Malaysian Prime Minister Najib Razak, whose government has come under fire for the handling of the probe into the mysterious disappearance of the flight MH370, today visited an Australian military base coordinating the search operations.
Up to eight planes and nine ships were involved in the search for the plane, as a nuclear-powered British submarine joined the near-four week hunt that has so far failed to find any sign of the missing airliner.
Malaysian authorities believe Flight MH370 crashed in the ocean when it ran out of fuel hours after vanishing under mysterious circumstances on March 8 with 239 people on board.
Australian Prime Minister Tony Abbott said the hunt for the plane is the most difficult in human history and there is no guarantee that it would be found.

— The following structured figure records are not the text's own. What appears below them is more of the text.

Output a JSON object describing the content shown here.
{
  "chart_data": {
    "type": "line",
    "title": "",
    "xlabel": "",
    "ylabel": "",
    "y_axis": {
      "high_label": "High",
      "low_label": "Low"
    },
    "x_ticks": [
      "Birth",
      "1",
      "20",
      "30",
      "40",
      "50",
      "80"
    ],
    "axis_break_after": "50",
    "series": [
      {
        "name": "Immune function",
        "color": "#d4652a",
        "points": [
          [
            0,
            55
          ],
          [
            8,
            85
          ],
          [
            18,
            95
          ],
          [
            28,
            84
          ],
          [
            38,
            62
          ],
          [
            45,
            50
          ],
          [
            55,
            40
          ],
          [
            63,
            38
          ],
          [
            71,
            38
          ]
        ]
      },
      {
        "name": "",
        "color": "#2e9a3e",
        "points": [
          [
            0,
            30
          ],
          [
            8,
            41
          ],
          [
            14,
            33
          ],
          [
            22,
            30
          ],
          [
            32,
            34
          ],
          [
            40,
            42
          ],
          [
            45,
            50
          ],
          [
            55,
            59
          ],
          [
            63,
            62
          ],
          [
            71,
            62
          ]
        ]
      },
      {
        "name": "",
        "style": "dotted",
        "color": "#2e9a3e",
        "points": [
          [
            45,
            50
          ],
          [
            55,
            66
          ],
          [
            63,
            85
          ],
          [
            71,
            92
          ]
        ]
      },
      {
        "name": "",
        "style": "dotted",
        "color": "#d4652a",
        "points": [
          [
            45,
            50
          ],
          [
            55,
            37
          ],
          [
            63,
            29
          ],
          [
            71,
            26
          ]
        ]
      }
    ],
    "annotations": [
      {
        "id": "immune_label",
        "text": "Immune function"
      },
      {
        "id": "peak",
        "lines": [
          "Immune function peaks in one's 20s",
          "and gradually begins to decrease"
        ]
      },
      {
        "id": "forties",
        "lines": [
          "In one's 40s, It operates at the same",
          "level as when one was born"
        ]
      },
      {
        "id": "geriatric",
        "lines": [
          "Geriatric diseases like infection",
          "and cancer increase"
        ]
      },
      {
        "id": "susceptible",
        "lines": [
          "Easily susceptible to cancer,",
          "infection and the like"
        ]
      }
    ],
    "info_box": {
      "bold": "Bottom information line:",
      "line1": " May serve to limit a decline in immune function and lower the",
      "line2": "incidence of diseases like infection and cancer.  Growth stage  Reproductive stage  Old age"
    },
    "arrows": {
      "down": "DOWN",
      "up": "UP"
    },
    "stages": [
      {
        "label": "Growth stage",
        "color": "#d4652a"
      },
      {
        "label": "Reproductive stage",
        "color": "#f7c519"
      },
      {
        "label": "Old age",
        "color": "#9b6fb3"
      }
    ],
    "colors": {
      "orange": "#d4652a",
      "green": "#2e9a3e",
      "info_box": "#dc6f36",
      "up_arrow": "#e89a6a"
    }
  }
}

“We cannot be certain of ultimate success in the search for MH370,” Abbott said at a news briefing, standing alongside Najib.
“This is most probably the most difficult search ever undertaken…but I can assure people that the best brains in the world are working on this,” he said.
“But we can be certain that we will spare no effort – that we will not rest – until we have done everything we humanly can.”
Najib met search crews at Pearce RAAF base, before their planes left for Thursday’s search in the southern Indian Ocean.
“I’m very confident we will indeed show what we can do together as a group of nations; that we want to find answers, that we want to provide comfort to the families and we will not rest until answers are indeed found,” Najib said.
Najib thanked Australia and officials involved in search operations of the Malaysia Airlines Boeing 777 plane that disappeared en route to Beijing from Kuala Lumpur on March 8 with 239 people, including five Indians, on board.
The two leaders were also updated on the search operations at the air base while meeting the personnel coordinating the search.
Former Australian Defence Force head Air Chief Marshal Angus Houston, who is coordinating the search, told the two leaders that the search zones are continually being moved.
“I want to assure you Australia is doing everything it can,” Houston, who is leading the new Joint Agency Coordination Centre (JACC) for the search, told Najib.
Australian Maritime Safety Authority has determined a search area of about 223,000 square kilometres, 1680 kilometres west north-west of Perth.
China distances itself from MH370 probe criticism
Meanwhile, China has sought to distance itself from the angry views aired by family members of Chinese passengers aboard the missing Malaysian plane, terming their opinion “irresponsible”.
“Some Chinese families, internet users and well-known people have aired some radical views,” China’s ambassador to Malaysia Huang Huikang said.
“These radical and irresponsible opinions do not represent the views of Chinese people and the Chinese government,” Huang was quoted as saying by Hong Kong-based South China Morning Post.